Step 1: Calculate \( P(A) \)
There are 4 aces in a standard deck of 52 cards. Therefore:
\[ P(A) = \frac{4}{52} = \frac{1}{13} \]
Step 2: Calculate \( P(B) \)
There are 26 red cards in a standard deck (13 hearts and 13 diamonds). Therefore:
\[ P(B) = \frac{26}{52} = \frac{1}{2} \]
Step 3: Calculate \( P(B|A) \)
If we know that an ace has been drawn, the only red aces are the Ace of Hearts and the Ace of Diamonds, which gives us 2 favorable outcomes out of 4 possible aces. Therefore:
\[ P(B|A) = \frac{2}{4} = \frac{1}{2} \]
Step 4: Use Bayes' Theorem
Now we can substitute these values into Bayes’ theorem:
\[ P(\text{ace} | \text{red}) = \frac{P(\text{red} | \text{ace}) \cdot P(\text{ace})}{P(\text{red})} \] \[ P(\text{ace} | \text{red}) = \frac{P(B|A) \cdot P(A)}{P(B)} = \frac{\left(\frac{1}{2}\right) \cdot \left(\frac{1}{13}\right)}{\frac{1}{2}} \]

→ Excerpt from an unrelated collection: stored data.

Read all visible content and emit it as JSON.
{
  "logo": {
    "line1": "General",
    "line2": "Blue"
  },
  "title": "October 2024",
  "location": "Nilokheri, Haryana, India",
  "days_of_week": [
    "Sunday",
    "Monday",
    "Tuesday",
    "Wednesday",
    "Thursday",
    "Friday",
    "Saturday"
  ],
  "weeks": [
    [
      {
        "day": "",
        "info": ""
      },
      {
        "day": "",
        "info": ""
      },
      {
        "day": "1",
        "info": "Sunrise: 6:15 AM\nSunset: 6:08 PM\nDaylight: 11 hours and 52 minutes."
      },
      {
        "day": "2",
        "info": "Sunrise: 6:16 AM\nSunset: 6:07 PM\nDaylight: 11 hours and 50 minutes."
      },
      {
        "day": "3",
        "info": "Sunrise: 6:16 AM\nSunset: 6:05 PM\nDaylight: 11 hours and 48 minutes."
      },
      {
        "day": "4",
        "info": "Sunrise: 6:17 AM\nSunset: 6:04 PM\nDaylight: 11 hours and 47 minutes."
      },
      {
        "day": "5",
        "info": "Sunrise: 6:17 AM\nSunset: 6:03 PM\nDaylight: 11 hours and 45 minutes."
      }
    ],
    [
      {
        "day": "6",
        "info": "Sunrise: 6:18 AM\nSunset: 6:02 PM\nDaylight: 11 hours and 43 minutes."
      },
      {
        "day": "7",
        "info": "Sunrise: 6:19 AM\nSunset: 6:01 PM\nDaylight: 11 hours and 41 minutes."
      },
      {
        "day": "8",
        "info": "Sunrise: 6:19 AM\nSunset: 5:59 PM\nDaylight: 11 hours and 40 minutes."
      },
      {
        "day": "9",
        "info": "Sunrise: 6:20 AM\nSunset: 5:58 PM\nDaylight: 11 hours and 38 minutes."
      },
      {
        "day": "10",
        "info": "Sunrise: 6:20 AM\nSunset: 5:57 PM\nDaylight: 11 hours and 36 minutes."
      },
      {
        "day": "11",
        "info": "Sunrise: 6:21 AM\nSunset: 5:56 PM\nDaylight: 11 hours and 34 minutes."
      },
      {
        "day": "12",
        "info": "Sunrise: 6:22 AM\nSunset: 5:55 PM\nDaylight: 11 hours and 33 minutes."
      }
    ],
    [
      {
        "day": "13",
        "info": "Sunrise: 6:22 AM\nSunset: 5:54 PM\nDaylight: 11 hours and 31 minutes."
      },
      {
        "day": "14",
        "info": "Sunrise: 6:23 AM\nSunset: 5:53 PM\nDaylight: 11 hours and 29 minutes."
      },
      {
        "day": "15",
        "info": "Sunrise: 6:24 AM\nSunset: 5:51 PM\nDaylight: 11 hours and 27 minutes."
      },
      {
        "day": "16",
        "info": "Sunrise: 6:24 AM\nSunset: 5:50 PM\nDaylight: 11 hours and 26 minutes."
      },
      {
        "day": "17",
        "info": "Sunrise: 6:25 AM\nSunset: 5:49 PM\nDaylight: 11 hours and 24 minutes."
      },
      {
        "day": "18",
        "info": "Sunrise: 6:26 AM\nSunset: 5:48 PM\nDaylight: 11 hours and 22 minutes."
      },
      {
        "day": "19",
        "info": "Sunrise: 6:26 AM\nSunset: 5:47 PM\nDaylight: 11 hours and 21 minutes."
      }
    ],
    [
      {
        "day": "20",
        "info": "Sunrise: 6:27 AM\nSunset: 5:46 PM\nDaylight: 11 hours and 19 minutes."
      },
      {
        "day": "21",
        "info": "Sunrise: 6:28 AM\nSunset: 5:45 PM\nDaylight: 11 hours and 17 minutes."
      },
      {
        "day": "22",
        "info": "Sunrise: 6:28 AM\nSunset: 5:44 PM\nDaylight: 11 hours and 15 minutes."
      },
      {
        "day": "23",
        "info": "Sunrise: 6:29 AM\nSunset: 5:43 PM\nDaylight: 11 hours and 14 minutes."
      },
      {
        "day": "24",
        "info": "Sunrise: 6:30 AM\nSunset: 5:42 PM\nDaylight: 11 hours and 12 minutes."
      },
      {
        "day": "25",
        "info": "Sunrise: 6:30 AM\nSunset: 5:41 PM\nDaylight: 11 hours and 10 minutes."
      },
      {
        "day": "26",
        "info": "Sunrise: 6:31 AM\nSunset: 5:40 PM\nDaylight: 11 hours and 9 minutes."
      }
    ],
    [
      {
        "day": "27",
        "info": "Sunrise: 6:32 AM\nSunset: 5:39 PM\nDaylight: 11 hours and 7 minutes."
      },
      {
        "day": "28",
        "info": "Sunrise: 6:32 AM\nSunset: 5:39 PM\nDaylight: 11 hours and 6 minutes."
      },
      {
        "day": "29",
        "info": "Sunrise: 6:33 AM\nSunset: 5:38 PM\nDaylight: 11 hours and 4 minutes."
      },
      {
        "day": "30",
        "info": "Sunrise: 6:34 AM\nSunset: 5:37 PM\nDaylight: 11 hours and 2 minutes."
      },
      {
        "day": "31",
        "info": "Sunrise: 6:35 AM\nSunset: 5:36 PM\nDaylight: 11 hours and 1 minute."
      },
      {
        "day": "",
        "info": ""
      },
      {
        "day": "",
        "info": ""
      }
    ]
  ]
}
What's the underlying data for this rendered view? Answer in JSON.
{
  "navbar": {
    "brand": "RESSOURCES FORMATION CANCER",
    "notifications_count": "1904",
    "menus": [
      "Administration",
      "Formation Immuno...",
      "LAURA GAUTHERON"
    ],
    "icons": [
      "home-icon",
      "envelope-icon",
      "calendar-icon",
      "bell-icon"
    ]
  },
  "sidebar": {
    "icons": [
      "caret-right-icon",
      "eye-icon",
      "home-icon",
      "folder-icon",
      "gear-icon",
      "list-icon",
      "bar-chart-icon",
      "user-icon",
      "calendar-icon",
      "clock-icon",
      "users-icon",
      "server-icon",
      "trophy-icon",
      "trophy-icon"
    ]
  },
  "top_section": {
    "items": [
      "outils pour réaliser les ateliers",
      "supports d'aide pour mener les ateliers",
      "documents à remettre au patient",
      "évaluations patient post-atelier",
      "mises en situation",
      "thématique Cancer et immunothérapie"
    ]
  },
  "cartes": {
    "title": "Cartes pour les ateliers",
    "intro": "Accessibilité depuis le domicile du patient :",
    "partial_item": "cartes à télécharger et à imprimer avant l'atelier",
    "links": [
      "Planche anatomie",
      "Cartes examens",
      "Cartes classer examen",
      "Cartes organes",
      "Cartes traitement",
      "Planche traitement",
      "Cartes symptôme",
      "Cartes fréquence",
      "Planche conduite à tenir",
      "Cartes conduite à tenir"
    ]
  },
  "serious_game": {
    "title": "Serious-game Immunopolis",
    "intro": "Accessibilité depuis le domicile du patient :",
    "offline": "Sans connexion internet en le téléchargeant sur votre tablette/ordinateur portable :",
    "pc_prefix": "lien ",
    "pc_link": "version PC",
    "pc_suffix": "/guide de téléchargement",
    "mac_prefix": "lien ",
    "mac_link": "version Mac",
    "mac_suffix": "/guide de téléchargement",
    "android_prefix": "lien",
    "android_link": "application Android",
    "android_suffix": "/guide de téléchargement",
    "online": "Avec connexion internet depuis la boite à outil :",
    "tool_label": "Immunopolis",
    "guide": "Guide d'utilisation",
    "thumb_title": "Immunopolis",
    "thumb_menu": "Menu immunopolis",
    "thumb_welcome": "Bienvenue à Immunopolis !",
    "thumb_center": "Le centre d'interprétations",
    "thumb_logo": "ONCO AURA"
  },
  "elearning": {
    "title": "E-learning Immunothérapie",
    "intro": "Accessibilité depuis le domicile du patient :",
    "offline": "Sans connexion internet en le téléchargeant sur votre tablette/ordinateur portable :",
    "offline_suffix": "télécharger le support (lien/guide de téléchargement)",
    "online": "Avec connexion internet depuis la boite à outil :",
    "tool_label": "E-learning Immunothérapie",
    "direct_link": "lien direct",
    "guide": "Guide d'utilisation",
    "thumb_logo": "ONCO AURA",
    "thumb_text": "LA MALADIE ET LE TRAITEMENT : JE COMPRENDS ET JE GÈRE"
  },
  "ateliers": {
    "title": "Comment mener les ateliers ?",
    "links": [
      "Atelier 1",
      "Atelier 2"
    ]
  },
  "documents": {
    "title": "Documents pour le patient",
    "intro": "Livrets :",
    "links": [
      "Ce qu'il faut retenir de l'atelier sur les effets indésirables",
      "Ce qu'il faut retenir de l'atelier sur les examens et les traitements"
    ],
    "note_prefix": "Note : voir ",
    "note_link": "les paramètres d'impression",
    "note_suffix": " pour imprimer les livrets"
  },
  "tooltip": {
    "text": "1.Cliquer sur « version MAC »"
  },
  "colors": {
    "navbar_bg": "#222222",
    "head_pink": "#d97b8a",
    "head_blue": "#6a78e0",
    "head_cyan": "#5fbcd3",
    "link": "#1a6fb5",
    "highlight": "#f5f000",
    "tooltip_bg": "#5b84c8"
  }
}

Since \(P(B)\) cancels out:
\[ P(\text{ace} | \text{red}) = \frac{1}{13} \]
Step 5: Convert to decimal and round
Converting \( \frac{1}{13} \) to a decimal gives approximately 0.0769. Rounding to the nearest tenth gives:
\[ \approx 0.1 \]
Thus, \( P(\text{ace} | \text{red}) \) is approximately \( \boxed{0.1} \).